Ce qui est toutefois problématique pour la France, c’est qu’elle a donné, très récemment, une autre interprétation de ses obligations internationales. En effet, le même ministère des affaires étrangères a affirmé le 2 septembre 2024, à l’occasion d’un point de presse : « Chaque État partie au Statut de Rome a l’obligation de coopérer avec la CPI et d’exécuter les mandats d’arrêts émis par celle-ci, en application des dispositions pertinentes du Statut de Rome. » Or, la question ici posée à la France était précisément celle de la possible arrestation du président de la Russie, État non partie au Statut de Rome, qui entendait se déplacer en Mongolie, État partie au Statut de Rome. La situation était donc identique à celle se posant pour le premier ministre israélien : un État partie à la CPI (la France) obligé d’arrêter le haut responsable d’un État non partie (Israël). La situation était d’ailleurs en réalité moins favorable puisque, contrairement à la Palestine, l’Ukraine n’est à ce jour pas partie au Statut de Rome.
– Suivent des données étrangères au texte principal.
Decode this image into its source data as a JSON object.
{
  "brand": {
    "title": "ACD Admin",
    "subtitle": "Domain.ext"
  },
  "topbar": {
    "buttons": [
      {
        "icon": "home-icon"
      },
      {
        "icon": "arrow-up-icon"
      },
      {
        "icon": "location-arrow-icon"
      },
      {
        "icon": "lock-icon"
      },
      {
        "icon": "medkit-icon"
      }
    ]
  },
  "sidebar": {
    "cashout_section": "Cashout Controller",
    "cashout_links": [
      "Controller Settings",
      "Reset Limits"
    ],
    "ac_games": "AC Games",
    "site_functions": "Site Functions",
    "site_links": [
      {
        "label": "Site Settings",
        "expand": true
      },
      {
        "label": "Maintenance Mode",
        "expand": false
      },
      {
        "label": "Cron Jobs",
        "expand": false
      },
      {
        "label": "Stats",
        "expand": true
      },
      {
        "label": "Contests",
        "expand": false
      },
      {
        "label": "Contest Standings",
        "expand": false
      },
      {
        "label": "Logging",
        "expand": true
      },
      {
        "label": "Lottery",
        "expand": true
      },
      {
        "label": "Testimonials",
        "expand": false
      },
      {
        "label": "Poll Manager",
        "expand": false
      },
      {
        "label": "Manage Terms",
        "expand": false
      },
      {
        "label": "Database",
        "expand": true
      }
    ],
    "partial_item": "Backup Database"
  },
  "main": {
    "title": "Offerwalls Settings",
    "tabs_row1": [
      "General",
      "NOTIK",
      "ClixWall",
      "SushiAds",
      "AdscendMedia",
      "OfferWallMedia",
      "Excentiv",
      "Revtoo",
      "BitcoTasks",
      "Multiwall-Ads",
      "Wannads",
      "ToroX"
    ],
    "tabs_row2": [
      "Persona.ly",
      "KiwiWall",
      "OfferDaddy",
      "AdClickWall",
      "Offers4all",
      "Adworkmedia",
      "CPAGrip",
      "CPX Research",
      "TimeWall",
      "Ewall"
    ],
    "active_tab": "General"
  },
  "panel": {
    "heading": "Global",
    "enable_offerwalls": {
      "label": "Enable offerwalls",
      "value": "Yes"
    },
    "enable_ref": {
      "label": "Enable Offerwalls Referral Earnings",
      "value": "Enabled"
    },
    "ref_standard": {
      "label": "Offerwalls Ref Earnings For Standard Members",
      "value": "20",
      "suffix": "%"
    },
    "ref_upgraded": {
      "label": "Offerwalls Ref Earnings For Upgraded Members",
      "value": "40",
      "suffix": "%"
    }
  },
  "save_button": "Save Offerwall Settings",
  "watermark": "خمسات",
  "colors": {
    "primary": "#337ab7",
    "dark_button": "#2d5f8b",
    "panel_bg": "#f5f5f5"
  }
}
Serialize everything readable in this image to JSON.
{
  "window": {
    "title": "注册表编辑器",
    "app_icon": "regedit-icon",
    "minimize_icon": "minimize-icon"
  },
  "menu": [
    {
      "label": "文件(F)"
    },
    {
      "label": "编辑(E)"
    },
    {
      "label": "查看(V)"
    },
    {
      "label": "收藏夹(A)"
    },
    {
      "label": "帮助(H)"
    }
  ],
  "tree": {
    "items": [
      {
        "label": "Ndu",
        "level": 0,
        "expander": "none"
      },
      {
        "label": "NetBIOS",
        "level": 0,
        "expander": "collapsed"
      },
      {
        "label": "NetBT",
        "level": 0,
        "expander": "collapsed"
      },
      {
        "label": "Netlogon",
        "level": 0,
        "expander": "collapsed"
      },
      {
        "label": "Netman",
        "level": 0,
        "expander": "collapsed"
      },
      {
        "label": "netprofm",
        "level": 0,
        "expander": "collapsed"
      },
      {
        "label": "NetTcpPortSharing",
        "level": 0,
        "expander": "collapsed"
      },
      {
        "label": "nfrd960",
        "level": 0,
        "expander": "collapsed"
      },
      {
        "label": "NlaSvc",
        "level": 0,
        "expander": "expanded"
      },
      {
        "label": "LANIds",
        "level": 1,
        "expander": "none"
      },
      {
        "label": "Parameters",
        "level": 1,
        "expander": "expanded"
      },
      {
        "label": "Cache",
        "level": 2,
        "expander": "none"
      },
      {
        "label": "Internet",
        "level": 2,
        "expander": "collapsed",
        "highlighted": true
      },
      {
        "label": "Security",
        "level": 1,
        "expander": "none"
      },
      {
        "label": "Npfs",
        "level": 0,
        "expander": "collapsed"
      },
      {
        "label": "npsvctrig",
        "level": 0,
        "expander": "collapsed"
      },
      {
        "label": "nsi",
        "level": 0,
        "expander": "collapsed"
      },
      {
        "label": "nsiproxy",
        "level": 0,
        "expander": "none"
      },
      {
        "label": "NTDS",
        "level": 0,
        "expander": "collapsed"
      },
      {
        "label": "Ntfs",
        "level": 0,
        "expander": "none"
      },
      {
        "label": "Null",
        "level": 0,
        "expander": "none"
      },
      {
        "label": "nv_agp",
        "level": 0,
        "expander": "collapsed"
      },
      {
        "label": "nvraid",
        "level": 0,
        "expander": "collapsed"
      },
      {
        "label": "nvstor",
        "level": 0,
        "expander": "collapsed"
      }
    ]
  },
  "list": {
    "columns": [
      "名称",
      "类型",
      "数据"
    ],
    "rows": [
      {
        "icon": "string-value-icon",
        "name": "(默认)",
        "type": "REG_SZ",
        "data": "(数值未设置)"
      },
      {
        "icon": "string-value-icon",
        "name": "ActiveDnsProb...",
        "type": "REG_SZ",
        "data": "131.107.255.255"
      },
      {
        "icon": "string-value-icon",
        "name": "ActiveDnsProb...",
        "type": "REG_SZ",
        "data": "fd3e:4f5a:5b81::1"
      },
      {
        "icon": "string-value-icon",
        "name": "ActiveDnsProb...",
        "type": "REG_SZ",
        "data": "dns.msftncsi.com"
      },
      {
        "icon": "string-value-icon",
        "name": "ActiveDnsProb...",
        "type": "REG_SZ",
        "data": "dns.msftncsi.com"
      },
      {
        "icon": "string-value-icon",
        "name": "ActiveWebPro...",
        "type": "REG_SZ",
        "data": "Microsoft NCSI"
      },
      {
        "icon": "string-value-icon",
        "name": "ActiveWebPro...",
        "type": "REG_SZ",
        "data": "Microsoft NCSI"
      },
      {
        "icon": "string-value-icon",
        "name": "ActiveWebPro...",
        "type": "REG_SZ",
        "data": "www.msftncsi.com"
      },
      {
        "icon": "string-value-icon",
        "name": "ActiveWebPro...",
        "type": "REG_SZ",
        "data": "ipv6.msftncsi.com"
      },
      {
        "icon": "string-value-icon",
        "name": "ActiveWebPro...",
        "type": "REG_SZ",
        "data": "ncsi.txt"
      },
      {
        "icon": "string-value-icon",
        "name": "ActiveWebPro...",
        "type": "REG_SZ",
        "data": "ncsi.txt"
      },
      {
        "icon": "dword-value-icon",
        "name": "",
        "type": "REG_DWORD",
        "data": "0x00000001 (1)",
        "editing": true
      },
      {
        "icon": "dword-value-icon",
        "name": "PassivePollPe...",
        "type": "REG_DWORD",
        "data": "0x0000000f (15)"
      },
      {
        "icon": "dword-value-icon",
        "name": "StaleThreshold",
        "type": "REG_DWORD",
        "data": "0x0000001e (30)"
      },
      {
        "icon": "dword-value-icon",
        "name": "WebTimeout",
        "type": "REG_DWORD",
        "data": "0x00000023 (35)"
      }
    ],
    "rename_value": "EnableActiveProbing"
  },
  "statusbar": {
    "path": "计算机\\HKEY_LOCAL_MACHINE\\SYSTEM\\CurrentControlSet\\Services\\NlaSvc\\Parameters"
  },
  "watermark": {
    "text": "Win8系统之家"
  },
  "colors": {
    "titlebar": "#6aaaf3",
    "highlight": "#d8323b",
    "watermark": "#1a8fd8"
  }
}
Le message envoyé par la France est donc le suivant : nous arrêterons les responsables d’un État dont nous désapprouvons la politique mais nous n’arrêterons pas ceux d’un État ami. C’est l’illustration parfaite d’un « double standard » que rejettent les opinions publiques.
« Amitié » et « collaboration »
La suite du communiqué français du 27 novembre 2024 est également, voire encore plus, problématique d’un point de vue juridique. D’abord, en se référant aux « autres ministres concernés », la France élargit le champ de la règle d’inviolabilité qui ne vise que les trois agents étatiques précédemment décrits : le chef de l’État, le chef du gouvernement et le ministre des Affaires étrangères. Les autres ministres, tel le ministre de la Défense, même en fonction, ne jouissent pas de cette protection en droit international général. Surtout, la France ajoute à sa justification juridique, une déclaration d’amitié très inopportune en affirmant :
"Conformément à l’amitié historique qui lie la France à Israël, deux démocraties attachées à l’État de droit et au respect d’une justice professionnelle et indépendante, la France entend continuer à travailler en étroite collaboration avec le premier ministre Nétanyahou et les autres autorités israéliennes pour parvenir à la paix et à la sécurité pour tous au Moyen-Orient."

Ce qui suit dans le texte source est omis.